Last week’s Government Accountability Office report on the trafficking of U.S. guns to Mexico has inspired quite a backlash from gun enthusiasts who contend it’s “being deliberately misinterpreted by gun prohibitionists to push a gun ban agenda,” according to one voice representative of the outcry.
The report found that 87 percent of guns seized by Mexican authorities and traced by the Bureau of Alcohol, Tobacco and Firearms in the last five years originated from the United States. The critics, however, say the findings are misleading because (1) a majority of guns confiscated in Mexico are never submitted to be traced by the ATF, (2) many of the U.S.-made guns are turning up, not because they’re being smuggled, but because Mexican soldiers are being recruited (with their old, U.S.-made guns) into the more lucrative world of the drug cartels, and (3) some of the semi-automatic weapons that GAO describes as “high-powered” are actually better suited “for shooting prairie dogs and other varmints.”
In this maelstrom arrives a fascinating piece by Mike Melia of the Associated Press, who reported over the weekend that roughly 80 percent of the crime guns seized and traced by Jamaican authorities also originate from the United States — similar findings coming from another independent analysis of another crime-ridden developing country in close proximity to the United States.
Unlike in Mexico, the vast majority of Jamaican guns seized are submitted for tracing. Jamaica and the U.S. Bureau of Alcohol, Tobacco, Firearms and Explosives find most of the seized weapons come from three Florida counties — Orange, Dade and Broward — all with large Jamaican populations, according to [Mark Shields, Jamaica’s deputy police commissioner].
So there goes the GAO critics’ first argument. U.S. small-arms sales to Jamaica’s tiny military are spare, so the second argument doesn’t hold up very well either. As for the third, well, it’s doubtful that Jamaica has much of a prairie dog problem. Rather, Melia writes that Florida’s “lax” gun laws have simply made it easy for smugglers to buy U.S. weapons and traffic them to the Caribbean.

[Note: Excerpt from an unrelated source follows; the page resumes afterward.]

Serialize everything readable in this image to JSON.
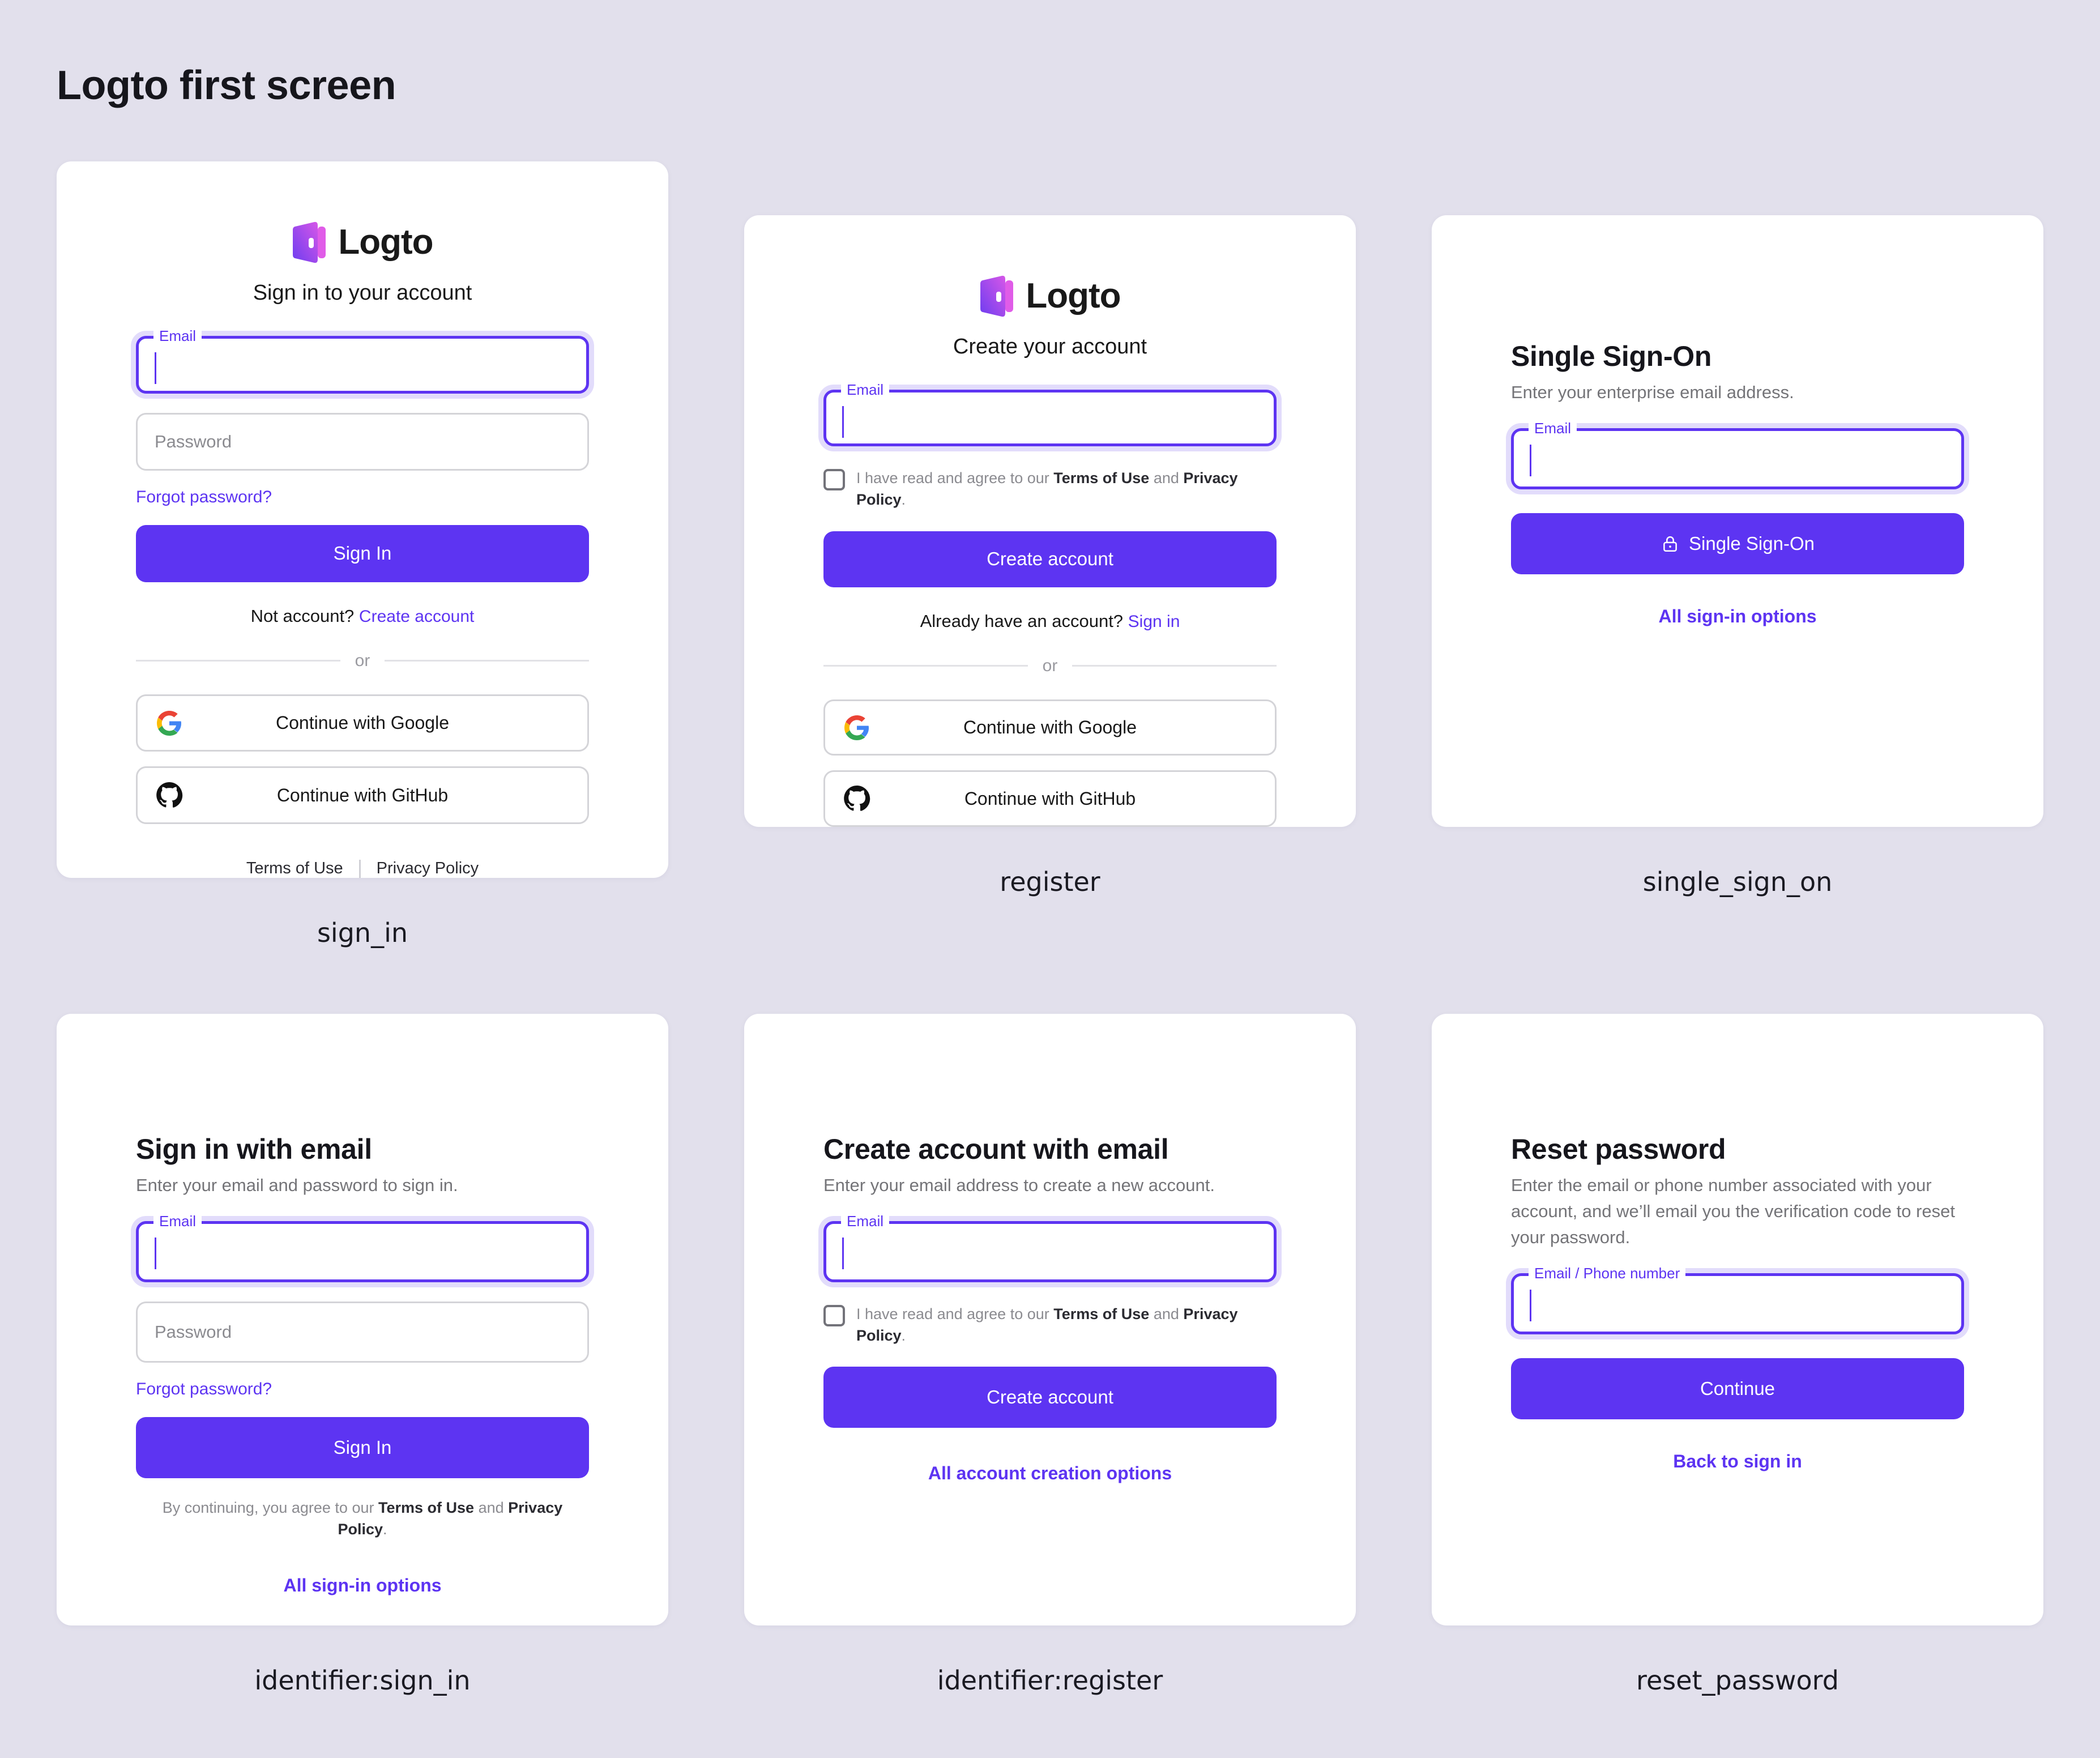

The U.S. and Jamaica both prohibit the unlicensed transport of guns. But like Mexican smugglers, Jamaican ones depend on lax U.S. gun laws, corrupt customs inspectors and front men acting as buyers. Florida gun laws make it relatively easy to buy a legal firearm, and much of the smuggling is done by family and friends, said Shields, the Jamaican police official.
The results are grisly. “With arsenals to rival police firepower,” Melia writes, “the gangs are blamed for 90 percent of the homicides in Jamaica — 1,611 last year, about 10 times more than the U.S. rate, relative to population.”